On the implementation of grammatical disambiguation

Grammatical disambiguation – i.e. whether ‘maintenant’ is and adverb (now) or the gerundive (maintaining) of the verb ‘maintenir’ – seems to be the crucial issue for the adoption of the rule-based model or statistical model for machine translation. This problem is widespread and seems to concern all languages. For the French language, this problem of grammatical disambiguation concerns about 1 word out of 7. Effective grammatical disambiguation is difficult to implement. The advantage of adopting the statistical method for grammatical disambiguation is that the same method can be generalized and used for several languages. In the case of the rule-based model, the module of grammatical disambiguation must be rewritten for each language, which generates considerable complexity and requires a very significant development time. Therefore, a rule-based method for grammatical disambiguation that can be easily applied to several languages would be of great interest. This seems to be the main difficulty that rule-based machine translation is designed to overcome.

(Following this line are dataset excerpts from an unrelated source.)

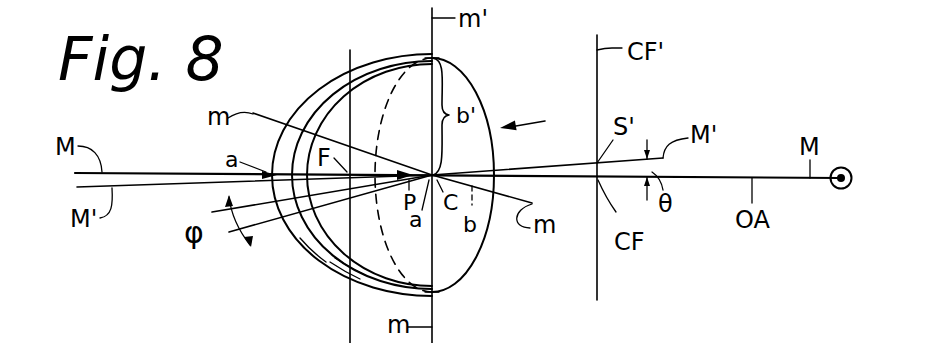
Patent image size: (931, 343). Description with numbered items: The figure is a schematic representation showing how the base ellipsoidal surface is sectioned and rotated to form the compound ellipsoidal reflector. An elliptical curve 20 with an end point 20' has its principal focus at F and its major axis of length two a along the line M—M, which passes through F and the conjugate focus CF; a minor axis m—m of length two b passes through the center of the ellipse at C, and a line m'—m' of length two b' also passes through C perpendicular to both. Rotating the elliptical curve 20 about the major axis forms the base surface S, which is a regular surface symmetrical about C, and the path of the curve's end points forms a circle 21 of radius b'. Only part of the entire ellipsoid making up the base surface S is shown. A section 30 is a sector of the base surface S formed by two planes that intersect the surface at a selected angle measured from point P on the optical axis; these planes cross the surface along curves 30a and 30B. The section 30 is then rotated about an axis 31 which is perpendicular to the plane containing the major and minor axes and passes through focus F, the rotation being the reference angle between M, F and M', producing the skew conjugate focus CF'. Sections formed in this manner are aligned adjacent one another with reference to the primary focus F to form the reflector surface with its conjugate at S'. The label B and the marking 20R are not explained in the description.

The elliptical curve 20 is at (323, 175).
The end point of elliptical curve 20' is at (247, 152).
The rear portion of lens surface 20R is at (305, 243).
The circle 21 is at (485, 97).
The section 30 is at (314, 115).
The curve 30a is at (338, 268).
The curve 30B is at (345, 258).
The axis 31 is at (349, 331).
The outer boundary surface B is at (333, 78).
The base surface S is at (568, 133).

But if we want an artificial intelligence that not only provides an (mostly accurate) answer without being able to really explain its reasoning, but is truly able to emulate human reasoning and to justify and describe step by step the reasoning that leads to its answer, then it is worth the effort.

The 90% rule

The translation from French to Gallurese is in progress and currently under development. An application for Android is first planned. It will be called ‘traducidori gaddhuresu’. Currently the French-Gallurese translator is undergoing testing. It will only be published if its performance (evaluated by an open test) is above 90%. This is a rule that we apply to ourselves, and is specific to endangered languages. We consider that for them, a poor or low quality translation can be more harmful than useful.

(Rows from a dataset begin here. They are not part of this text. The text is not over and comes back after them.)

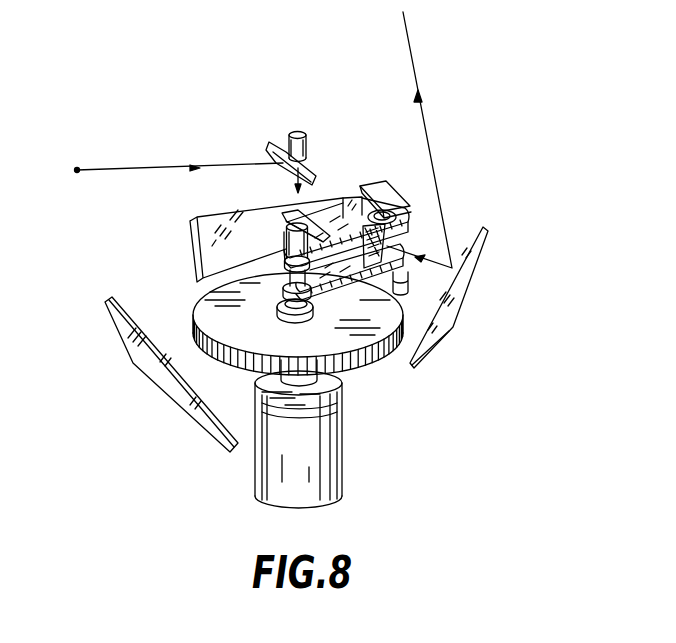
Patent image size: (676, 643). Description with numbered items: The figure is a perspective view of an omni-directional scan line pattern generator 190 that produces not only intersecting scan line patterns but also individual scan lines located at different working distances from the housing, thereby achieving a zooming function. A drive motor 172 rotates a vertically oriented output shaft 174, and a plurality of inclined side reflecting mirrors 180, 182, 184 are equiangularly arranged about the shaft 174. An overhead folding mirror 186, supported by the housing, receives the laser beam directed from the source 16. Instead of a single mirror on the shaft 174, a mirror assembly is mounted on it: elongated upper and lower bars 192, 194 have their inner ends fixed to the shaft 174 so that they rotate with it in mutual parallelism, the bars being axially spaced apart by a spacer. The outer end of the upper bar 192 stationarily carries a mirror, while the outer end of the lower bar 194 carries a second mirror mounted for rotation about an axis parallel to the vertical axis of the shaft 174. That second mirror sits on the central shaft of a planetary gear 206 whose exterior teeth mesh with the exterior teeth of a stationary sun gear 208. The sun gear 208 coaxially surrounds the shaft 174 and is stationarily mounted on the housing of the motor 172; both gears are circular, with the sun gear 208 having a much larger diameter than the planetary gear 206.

The source 16 is at (77, 170).
The omni-directional scan line pattern generator 190 is at (183, 152).
The overhead folding mirror 186 is at (280, 143).
The inclined side reflecting mirror 182 is at (205, 224).
The inclined side reflecting mirror 184 is at (463, 297).
The inclined side reflecting mirror 180 is at (170, 378).
The stationary sun gear 208 is at (350, 343).
The output shaft 174 is at (300, 320).
The upper bar 192 is at (402, 224).
The lower bar 194 is at (335, 283).
The planetary gear 206 is at (407, 286).
The drive motor 172 is at (330, 453).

A “traducidori gaddhuresu” in preparation

After the Corsican language, the second endangered language for which we would like to develop a translator is the Gallurese language (“traducidori gaddhuresu”). As far as the ‘traducidori gaddhuresu’ is concerned, we are considering an Android application and a Windows version.

The priority pair for Gallurese is Italian-Gallurese. However, it will not be possible to make an Italian-Gallurese translator at first. It is a French-Gallurese translator that is first of all in preparation. It will therefore be necessary, at first, to translate a text from Italian into French first (especially with Deepl, which is of very good quality), and then to use the French-Gallurese translator.